Salah satu pembicaranya adalah Deden Rengga. Beliau adalah dosen pendidikan seni tari di Universitas Negeri Jakarta. Kalau tidak salah, beliau juga salah satu perumus kurikulum teater di tingkat SMP dan/atau SMA. Saat itu beliau sedang mengambil program doktoral teater di Institut Seni Indonesia.

Dalam obrolan yang singkat, saya sempat bertanya pada beliau, mengapa kurikulum tingkat menengah (SMP/SMA) mengakomodir cabang seni teater, tetapi tidak ada kampus pendidikan yang melahirkan pendidik-pendidik teater. 

Seingat saya, jawabannya adalah karena belum ada ahli di bidang tersebut; belum ada setingkat doktor/profesor yang menekuni bidang pendidikan teater. Karena untuk membuka sebuah prodi baru, harus ada beberapa orang ahli setingkat doktor/profesor yang sudah menekuni bidang tersebut.

Teater Sebagai Intrakurikuler

Di sekolah-sekolah umum, teater biasanya hanya ada sebagai ekstrakurikuler. Dibimbing oleh seorang pelatih, di luar jam sekolah dan 'hanya' sebagai pelengkap (baca: hiburan) yang dapat menjadi tempat penyaluran hobi siswa-siswi di sekolah. Karena umumnya sekolah hanya memberikan sedikit saja porsi untuk ekstrakurikuler. Dari segi waktu maupun dari segi finansial. 
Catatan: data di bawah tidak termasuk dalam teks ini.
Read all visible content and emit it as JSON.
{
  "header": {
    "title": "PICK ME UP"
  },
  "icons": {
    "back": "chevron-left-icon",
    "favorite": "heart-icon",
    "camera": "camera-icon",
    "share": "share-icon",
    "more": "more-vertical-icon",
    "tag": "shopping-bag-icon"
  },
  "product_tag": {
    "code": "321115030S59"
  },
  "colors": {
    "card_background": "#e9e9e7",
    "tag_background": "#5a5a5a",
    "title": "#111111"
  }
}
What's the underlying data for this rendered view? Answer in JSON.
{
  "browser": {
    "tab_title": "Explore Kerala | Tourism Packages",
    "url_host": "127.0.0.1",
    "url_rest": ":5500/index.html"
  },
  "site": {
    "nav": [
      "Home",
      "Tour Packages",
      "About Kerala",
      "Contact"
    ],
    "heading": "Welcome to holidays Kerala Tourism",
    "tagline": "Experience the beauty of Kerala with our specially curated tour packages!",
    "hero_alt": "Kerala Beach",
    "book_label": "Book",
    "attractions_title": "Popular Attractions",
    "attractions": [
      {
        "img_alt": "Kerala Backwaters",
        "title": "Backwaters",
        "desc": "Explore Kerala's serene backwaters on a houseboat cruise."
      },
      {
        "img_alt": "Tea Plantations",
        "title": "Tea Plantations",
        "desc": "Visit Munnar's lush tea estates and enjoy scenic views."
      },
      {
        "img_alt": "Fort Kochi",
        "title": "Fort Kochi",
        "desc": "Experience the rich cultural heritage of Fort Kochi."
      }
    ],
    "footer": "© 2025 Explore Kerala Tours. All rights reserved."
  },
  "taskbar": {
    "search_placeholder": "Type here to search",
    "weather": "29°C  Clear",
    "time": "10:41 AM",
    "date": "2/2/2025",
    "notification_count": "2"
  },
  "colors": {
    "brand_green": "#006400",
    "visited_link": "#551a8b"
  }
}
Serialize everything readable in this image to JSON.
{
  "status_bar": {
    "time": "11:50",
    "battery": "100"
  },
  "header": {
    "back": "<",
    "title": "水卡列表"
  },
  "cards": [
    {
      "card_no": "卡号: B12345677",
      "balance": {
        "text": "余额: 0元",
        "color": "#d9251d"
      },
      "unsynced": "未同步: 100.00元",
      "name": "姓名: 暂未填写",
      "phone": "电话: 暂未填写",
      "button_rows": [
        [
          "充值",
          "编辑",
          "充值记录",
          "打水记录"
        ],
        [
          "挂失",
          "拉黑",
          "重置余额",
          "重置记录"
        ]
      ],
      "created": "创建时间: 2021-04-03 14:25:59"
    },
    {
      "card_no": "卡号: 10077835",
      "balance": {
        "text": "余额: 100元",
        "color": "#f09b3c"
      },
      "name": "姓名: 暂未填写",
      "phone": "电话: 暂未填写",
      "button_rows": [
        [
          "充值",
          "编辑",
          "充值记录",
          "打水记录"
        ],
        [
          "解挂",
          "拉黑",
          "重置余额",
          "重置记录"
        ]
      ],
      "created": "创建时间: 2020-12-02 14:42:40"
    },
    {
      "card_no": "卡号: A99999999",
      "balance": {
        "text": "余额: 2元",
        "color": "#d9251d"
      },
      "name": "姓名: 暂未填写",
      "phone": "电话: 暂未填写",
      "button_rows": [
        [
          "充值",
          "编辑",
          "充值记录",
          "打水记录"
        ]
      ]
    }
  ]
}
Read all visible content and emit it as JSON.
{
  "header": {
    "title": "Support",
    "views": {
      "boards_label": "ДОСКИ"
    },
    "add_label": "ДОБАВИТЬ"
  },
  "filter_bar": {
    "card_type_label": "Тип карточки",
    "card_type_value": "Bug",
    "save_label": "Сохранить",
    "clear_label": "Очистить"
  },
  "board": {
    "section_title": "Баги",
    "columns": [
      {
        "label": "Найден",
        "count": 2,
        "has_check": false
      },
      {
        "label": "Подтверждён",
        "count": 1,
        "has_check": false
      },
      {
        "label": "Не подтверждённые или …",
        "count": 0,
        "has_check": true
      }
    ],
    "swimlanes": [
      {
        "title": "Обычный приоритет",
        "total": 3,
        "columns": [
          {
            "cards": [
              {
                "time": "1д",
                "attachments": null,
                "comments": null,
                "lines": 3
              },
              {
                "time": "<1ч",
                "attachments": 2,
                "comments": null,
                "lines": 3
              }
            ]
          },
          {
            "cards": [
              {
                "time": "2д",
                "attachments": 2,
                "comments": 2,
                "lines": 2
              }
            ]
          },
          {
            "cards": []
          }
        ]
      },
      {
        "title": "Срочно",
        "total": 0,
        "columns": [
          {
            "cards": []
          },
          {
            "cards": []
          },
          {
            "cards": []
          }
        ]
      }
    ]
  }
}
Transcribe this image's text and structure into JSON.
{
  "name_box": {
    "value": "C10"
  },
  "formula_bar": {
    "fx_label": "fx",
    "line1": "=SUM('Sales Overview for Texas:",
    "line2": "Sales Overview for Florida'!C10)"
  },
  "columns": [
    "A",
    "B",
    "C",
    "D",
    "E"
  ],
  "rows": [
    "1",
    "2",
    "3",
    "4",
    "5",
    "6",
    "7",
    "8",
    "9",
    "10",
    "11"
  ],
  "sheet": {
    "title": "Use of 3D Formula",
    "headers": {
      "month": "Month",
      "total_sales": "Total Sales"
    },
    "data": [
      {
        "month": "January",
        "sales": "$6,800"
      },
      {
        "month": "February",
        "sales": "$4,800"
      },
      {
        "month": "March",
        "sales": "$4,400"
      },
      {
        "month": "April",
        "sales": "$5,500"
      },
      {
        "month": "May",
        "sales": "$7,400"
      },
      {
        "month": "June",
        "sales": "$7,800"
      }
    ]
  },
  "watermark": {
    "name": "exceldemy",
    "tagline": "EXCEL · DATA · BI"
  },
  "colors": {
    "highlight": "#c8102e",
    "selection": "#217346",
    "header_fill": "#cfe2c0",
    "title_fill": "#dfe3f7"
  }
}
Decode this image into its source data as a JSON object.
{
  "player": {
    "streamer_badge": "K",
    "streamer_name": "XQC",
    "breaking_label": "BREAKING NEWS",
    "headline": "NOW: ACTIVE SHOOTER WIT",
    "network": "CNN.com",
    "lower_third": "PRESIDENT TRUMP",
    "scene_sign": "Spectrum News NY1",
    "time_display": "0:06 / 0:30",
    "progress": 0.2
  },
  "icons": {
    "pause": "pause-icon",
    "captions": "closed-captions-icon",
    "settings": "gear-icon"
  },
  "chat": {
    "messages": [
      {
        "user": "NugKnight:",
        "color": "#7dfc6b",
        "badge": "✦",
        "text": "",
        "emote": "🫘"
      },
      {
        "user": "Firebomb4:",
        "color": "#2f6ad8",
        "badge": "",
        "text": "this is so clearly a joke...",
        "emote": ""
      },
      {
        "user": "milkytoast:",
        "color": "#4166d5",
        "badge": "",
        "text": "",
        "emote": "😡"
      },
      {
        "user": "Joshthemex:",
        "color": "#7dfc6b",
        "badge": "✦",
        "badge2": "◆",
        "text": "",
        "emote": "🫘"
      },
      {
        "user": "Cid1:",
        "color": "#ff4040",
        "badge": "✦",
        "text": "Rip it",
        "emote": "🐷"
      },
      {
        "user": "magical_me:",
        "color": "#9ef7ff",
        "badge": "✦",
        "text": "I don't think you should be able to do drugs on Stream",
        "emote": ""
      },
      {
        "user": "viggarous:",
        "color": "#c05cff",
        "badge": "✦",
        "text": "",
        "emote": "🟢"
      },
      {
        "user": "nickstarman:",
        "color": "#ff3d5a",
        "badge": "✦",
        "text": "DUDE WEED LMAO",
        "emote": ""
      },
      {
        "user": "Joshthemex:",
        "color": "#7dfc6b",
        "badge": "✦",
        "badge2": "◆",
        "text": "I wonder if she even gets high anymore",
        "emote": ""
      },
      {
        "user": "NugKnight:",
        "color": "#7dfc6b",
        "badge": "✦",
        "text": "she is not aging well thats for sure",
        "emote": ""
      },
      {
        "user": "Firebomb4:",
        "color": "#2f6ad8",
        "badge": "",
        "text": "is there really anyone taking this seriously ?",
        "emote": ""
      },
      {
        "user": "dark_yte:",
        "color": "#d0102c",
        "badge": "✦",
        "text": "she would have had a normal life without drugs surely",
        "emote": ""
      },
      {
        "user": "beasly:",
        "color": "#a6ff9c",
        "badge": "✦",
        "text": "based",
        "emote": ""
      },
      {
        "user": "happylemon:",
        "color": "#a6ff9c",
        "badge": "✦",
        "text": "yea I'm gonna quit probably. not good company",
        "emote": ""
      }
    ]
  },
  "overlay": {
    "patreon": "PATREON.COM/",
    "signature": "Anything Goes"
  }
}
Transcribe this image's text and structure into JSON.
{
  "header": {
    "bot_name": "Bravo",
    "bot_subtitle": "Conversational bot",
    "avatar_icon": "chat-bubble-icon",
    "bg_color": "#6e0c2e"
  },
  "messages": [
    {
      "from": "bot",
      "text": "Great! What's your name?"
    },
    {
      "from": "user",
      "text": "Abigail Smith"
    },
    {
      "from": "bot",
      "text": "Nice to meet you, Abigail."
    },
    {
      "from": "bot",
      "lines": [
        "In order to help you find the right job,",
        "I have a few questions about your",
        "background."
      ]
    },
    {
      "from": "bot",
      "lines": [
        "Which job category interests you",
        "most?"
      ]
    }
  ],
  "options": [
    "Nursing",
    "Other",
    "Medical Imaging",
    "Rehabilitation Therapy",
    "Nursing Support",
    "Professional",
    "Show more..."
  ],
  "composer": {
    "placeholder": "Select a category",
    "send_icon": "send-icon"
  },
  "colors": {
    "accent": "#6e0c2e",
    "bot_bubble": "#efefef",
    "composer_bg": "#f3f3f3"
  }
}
Meski begitu, di sisi lain, banyak juga pelatih-pelatih teater yang ngotot mencurahkan segenap energinya untuk serius membangun ekskul teater di sekolah. Merekalah sebetulnya yang sangat berjasa dalam menjaga---bahkan membuat---estafet pengalaman teater bagi pelajar untuk diteruskan di jenjang perguruan tinggi, maupun diteruskan sebagai seniman alam.

Namun, hal itu tidaklah cukup, karena ekstrakurikuler teater di sekolah-sekolah hanyalah tetap dianggap sebagai pelengkap. Ekskul teater yang maju, selalu saja karena energi berlebih pelatihnya, bukan karena dukungan sistem pendidikan. 

Paling-paling yang menyuntikan semangat para pelatih tersebut adalah festival-festival teater remaja/pelajar, yang lagi-lagi diselenggarakan berdasarkan inisiatif kelompok independen. Bukan berasal dari sistem pendidikan. Oleh karena itu, menurut saya, eksistensi teater di ruang kelas; di dalam jam pelajaran; sebagai intrakurikuler, sangat penting adanya sebagai bentuk dukungan sistematis.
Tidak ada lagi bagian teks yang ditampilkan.